= Miss Russian Army =

Beauty contest held by the Russian Ground Forces

Miss Russian Army (Мисс Российская армия) is a beauty contest held by the Russian Ground Forces in which female soldiers compete for a title of the same name. It is admittedly staged for the purposes of increasing interest in and recruitment for the army among young men.

In June 2005, nineteen female soldiers and sailors participated in the competition (entitled "Beauties in Shoulder Straps"), which was broadcast on live television. The event, held at the Russian Army Theatre in Moscow, included the soldiers walking down the catwalk in uniform and singing songs while accompanied by guitarists (a memorable lyric included the phrases, "Since we're soldiers, our first concern is automatic weapons; boys come second"). A children's choir sang a song called "Our Army Is the Strongest". Other events, shown on film, saw the contestants competing in drills, crawling in combat uniform, entering tanks, and running with automatic weapons. (Defense officials prohibited the wearing of bikinis.) Other film clips showed women in the ranks of the earlier Red and Soviet Armies and their role in Soviet-era wars.

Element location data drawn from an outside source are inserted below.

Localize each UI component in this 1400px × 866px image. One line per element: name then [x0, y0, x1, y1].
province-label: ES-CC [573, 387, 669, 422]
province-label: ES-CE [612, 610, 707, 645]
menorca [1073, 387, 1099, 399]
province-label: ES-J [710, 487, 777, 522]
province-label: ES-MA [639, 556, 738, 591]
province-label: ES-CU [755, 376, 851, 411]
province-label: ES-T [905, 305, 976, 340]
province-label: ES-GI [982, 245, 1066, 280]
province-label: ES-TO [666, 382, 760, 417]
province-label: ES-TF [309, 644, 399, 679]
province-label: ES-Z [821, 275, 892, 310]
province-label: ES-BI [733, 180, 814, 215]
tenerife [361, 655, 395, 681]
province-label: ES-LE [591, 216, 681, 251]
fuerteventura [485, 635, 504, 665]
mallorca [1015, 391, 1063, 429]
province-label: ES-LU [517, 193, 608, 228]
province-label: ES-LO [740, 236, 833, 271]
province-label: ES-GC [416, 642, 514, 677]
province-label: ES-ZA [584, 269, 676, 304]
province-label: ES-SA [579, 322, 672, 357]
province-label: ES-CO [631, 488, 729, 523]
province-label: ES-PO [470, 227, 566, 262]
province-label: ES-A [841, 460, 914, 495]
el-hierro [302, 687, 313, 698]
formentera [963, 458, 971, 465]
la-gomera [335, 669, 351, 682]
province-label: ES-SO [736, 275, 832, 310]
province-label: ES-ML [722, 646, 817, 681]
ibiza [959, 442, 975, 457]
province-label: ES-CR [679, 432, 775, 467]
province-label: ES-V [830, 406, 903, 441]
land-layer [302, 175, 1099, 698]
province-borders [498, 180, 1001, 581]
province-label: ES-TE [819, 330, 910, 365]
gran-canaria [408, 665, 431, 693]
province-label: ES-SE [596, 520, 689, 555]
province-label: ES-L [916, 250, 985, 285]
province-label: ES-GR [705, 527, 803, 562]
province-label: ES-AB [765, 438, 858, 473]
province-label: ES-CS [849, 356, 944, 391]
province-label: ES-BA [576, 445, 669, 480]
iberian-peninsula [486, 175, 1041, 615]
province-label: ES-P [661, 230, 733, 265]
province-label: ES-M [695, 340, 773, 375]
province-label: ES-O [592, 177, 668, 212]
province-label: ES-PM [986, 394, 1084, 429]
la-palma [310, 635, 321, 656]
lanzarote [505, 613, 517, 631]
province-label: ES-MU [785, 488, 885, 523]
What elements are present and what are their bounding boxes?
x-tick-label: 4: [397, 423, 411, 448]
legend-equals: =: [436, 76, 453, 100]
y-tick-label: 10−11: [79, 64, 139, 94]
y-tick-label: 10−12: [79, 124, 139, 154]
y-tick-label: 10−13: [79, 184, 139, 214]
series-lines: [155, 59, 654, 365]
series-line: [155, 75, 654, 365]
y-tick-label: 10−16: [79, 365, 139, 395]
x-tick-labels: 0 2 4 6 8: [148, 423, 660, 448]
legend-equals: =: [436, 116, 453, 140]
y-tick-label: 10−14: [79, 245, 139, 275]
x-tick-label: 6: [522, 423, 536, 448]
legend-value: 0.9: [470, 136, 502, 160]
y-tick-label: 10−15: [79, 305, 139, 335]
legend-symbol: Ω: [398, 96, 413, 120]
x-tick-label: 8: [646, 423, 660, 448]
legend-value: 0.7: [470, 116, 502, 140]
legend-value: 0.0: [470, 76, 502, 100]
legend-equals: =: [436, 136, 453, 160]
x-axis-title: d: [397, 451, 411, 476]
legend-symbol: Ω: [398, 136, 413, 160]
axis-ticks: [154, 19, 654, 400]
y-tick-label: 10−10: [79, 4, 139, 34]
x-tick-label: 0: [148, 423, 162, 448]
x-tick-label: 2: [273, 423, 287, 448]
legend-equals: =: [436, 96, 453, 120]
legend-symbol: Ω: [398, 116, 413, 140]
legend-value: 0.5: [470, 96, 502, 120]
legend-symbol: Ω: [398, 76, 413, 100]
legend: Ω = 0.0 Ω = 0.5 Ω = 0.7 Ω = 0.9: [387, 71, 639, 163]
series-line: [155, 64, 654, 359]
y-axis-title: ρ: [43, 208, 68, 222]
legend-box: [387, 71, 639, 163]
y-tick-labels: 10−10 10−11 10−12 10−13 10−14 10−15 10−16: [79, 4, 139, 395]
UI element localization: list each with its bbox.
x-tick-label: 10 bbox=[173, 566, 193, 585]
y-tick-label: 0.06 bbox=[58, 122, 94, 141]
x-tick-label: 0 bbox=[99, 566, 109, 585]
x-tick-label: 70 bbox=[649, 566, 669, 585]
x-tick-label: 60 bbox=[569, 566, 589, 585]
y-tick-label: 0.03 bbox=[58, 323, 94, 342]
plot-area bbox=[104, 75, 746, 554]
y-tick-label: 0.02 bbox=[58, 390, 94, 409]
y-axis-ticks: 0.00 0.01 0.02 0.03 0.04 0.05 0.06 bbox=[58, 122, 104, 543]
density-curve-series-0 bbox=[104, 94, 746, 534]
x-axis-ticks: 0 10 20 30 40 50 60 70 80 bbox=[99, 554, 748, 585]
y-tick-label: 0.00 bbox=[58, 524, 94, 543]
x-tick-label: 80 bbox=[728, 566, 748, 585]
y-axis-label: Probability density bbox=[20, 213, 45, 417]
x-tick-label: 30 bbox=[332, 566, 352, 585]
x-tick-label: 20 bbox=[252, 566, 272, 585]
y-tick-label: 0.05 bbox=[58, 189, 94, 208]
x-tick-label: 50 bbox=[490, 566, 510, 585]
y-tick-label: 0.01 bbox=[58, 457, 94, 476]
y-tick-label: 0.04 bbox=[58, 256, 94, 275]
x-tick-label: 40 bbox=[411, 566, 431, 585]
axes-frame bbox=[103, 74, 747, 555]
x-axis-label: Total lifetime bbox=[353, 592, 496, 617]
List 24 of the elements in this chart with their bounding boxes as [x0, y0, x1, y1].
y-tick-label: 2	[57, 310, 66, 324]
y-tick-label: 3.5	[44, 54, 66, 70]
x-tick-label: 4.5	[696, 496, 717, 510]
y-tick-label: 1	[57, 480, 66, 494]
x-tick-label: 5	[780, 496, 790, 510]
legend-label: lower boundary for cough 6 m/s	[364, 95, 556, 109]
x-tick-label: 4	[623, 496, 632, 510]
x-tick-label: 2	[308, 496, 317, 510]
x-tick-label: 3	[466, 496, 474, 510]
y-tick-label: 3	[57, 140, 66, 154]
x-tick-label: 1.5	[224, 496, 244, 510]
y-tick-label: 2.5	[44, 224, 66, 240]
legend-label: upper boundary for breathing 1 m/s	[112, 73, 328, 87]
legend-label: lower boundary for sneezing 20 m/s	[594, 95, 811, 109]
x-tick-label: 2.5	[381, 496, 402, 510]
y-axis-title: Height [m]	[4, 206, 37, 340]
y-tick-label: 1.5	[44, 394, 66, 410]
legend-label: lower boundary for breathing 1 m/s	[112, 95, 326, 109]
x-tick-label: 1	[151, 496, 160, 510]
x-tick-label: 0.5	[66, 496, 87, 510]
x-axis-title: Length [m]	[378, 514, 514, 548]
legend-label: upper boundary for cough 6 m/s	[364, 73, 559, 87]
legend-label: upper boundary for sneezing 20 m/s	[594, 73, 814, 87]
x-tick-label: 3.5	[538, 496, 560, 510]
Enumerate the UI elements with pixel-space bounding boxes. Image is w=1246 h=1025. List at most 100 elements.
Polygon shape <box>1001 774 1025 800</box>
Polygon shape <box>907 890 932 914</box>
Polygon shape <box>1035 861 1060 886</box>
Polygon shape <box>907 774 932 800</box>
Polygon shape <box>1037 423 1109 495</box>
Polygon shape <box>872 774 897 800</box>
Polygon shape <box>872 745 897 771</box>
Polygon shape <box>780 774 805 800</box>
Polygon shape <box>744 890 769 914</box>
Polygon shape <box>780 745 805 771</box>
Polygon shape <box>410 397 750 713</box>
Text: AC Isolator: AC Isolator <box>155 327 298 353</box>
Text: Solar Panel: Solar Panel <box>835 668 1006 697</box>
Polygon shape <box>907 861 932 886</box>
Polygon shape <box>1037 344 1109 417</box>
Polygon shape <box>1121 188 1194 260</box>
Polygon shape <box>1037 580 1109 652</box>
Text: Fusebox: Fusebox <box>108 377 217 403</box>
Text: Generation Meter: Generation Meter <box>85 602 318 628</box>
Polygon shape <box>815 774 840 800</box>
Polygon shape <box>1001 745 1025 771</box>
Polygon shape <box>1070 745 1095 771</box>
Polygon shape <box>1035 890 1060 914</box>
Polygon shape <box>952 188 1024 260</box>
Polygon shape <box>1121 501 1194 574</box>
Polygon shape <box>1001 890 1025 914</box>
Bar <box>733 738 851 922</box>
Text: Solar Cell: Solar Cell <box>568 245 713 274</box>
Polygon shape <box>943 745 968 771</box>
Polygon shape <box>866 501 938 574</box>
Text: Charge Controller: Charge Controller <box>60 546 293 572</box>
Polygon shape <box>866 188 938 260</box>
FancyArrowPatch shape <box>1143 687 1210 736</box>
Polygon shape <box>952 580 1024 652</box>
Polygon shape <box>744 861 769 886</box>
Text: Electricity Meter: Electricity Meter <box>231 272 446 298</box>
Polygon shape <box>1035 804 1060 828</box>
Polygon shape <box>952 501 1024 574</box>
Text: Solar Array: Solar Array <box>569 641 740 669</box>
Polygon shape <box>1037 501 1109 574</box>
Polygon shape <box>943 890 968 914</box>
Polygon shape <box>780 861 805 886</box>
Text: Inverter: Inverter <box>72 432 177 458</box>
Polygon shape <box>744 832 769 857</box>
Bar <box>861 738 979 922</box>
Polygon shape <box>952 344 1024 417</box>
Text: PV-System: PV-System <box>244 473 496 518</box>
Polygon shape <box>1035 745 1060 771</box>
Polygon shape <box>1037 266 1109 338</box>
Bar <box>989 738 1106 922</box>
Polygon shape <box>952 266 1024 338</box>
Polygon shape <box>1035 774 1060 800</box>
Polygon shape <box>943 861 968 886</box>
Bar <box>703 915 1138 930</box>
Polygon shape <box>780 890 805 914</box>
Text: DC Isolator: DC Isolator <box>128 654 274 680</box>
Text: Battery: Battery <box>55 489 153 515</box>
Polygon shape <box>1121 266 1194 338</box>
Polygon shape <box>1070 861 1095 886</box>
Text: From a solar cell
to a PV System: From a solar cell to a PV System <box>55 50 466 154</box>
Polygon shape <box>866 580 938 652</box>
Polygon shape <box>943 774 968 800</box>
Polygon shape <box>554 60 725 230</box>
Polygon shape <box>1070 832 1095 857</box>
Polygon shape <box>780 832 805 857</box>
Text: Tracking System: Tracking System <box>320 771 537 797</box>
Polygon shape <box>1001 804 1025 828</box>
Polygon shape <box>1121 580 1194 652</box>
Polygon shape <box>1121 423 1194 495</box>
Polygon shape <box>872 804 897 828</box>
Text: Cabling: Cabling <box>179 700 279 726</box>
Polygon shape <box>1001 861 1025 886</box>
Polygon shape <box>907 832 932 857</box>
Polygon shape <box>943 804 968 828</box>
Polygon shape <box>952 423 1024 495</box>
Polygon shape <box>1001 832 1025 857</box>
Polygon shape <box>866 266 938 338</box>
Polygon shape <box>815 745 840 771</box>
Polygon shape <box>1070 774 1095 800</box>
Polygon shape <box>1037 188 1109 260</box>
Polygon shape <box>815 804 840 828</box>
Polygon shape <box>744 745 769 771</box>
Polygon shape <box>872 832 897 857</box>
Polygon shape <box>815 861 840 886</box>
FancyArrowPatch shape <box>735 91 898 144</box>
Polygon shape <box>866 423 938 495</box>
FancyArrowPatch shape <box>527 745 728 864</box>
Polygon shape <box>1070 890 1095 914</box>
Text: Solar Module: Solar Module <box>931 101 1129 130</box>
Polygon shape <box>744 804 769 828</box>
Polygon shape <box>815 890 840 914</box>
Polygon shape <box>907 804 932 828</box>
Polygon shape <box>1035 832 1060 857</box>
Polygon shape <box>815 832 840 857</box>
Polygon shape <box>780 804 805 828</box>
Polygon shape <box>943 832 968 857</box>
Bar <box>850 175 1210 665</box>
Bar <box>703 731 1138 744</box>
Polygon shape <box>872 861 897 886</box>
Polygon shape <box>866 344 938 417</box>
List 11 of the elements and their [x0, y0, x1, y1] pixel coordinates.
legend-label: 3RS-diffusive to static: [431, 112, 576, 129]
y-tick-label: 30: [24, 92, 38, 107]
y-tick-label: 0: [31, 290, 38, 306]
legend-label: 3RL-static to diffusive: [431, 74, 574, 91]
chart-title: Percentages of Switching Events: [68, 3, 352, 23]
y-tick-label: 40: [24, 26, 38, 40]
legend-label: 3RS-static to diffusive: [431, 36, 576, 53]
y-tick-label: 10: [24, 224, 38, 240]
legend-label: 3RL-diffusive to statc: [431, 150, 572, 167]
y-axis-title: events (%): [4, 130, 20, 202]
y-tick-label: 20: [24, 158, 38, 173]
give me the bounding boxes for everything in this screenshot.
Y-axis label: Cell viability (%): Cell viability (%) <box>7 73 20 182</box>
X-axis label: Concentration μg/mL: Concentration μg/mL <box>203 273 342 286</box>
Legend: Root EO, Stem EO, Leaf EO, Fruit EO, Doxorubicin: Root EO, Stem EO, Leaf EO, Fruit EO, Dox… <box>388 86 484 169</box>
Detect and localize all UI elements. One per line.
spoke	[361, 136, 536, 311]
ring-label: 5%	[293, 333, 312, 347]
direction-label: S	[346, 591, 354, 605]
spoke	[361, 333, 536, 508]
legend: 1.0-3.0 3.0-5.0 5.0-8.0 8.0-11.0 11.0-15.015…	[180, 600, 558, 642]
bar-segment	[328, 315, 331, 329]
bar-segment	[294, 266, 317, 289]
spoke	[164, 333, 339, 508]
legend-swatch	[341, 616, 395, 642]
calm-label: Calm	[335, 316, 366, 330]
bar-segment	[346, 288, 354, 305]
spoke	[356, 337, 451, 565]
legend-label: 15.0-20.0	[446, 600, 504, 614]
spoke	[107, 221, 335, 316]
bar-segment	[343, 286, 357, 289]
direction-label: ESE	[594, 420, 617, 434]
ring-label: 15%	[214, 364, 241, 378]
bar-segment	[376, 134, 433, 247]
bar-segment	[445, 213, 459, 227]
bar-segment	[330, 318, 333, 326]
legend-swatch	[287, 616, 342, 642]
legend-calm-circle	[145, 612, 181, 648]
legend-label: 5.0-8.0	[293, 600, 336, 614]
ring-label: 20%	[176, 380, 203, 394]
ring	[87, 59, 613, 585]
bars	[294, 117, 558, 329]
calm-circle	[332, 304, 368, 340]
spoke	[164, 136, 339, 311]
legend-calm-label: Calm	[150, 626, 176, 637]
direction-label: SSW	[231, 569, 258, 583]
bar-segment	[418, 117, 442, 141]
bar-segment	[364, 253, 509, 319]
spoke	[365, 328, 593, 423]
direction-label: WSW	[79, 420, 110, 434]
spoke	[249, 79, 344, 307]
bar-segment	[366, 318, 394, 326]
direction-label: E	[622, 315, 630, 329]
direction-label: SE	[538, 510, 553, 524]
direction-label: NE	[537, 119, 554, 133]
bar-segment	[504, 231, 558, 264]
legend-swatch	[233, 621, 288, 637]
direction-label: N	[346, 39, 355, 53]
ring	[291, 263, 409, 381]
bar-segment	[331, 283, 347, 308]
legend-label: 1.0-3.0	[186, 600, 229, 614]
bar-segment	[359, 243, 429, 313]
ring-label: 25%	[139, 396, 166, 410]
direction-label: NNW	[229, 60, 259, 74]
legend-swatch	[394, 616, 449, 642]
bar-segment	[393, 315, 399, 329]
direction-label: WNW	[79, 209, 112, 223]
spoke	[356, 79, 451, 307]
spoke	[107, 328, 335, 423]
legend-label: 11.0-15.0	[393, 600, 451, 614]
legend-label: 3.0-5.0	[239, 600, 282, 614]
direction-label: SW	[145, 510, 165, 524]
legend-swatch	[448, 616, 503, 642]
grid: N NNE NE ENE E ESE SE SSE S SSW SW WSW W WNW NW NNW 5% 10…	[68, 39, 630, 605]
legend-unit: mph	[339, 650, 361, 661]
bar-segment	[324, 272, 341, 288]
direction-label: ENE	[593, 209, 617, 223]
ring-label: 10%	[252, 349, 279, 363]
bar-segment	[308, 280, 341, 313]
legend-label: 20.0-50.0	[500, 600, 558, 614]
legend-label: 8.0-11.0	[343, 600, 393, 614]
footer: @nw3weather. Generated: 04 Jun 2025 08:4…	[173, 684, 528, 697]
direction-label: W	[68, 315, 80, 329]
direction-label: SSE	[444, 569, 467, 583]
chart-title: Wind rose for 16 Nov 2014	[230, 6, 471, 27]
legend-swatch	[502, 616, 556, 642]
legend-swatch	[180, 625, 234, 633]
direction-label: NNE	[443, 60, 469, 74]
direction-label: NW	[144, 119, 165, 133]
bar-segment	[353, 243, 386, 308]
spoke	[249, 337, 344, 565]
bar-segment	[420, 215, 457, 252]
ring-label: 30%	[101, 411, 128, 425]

Officials were quite open about the hoped-for propaganda and recruiting value of the contest. Colonel Gennady Dzyuba, a Defense Ministry official, said, "Those who have served, especially in hot spots, know the importance of women — they calm the team down. We restrain ourselves in front of them, desist from coarseness." A former Miss Army said that because of the falling prestige of the Russian Army, such a high-visibility contest makes men "want to join".